2019 song by Residente and Bad Bunny

"Bellacoso" is a single by Puerto Rican rappers Residente and Bad Bunny released on July 25, 2019, which will be included in Residente's upcoming second studio album by Sony Music Latin.

It peaked at number 35 in the Argentina Hot 100 chart, 24 in the US Hot Latin Songs and 61 in Spain.

== Background and development ==
In the context of the Puerto Rican protests, on July 15, Residente stated he would create a perreo song if the then Governor of Puerto Rico Ricardo Rosselló resigns. On July 24, Rosselló made public his resignation, and the next day Residente gave hints of the release of the promised song, which was released as a single on July 26 with the title "Bellacoso".

Residente stated that the song was inspired by an electroencephalogram test on Bad Bunny's brain: "The brain frequencies, you change them into numbers, [...] then you can change those numbers into sounds, rhythms and patterns."

== Music and lyrics ==
Musically, "Bellacoso" is a reggaeton song, written by René Pérez Joglar, Benito Ocasio, Trooko, Jesús Molina, José Carlos Cruz, Luis Romero and Urbani Mota. Its production was handled by Residente and Trooko.

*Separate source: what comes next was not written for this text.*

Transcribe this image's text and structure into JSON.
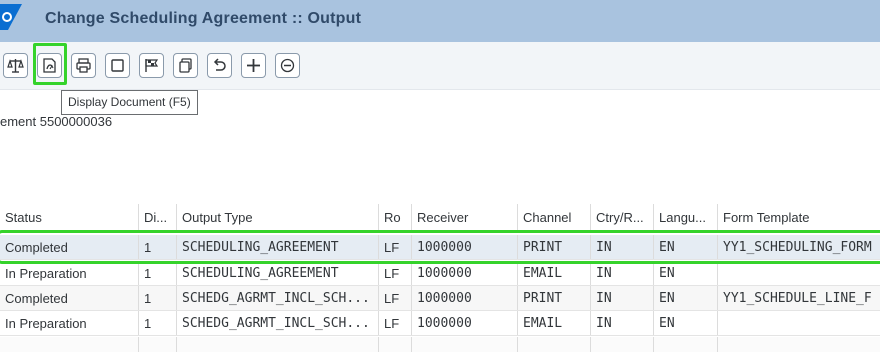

The song runs 4 minutes and 17 seconds.

The drum sample was inspired by Daddy Yankee sound and it was provided by DJ Urba, who worked with Yankee previously. This is the second reggaeton song recorded by Residente, the first being 2005 Calle 13's song "Atrévete-te-te". "Bellacoso" contains two samples: Otomania's cover of the Finnish song Ievan Polkka, featuring Hatsune Miku, and "Te Ves Buena" (1990) by El General.

The title of the song, bellacoso, is a Puerto Rican slang term for someone who is very sexually aroused. The song's lyrics were influenced by feminist groups that participated in the Puerto Rican protests and seek to speak in public about consent and the fight against harassment. As Residente said to Rolling Stone in an interview: "It’s about being horny without harassment — it’s consensual. If everybody wants to go all the way, whether you’re a twosome, threesome, or foursome, everybody has to consent."

== Music video ==
The music video was directed by Gregory Ohrel and it was recorded in San Juan, Puerto Rico. The clip features dancers performing in several beaches and in the streets of San Juan, with Residente and Bad Bunny singing around them. It also shows a cameo of Elías de León from White Lion Records, who Residente has worked previously with. The clip has received more than 180 million views on YouTube, as of July 2021.

== Personnel ==
Credits adapted from Tidal.

Vocals

- Residente – lead vocals
- Bad Bunny – lead vocals

Musicians

- Trooko – synthesizer

Production

- Residente – production
- Trooko – production, programming
- Tom Elmhirst – mixing
- Phil Joly – recording
- Ted Jensen – mastering
- Oriana Hidalgo – A&R coordination
- Rafa Arcaute – A&R direction

==Charts==

| Chart (2019) | Peak position |
|---|---|
| Argentina Hot 100 (Billboard) | 35 |
| Spain (Promusicae) | 61 |
| US Hot Latin Songs (Billboard) | 24 |

==Certifications==

| Region | Certification | Certified units/sales |
| Mexico (AMPROFON) | 4× Platinum | 240,000^{‡} |
^{‡} Sales+streaming figures based on certification alone.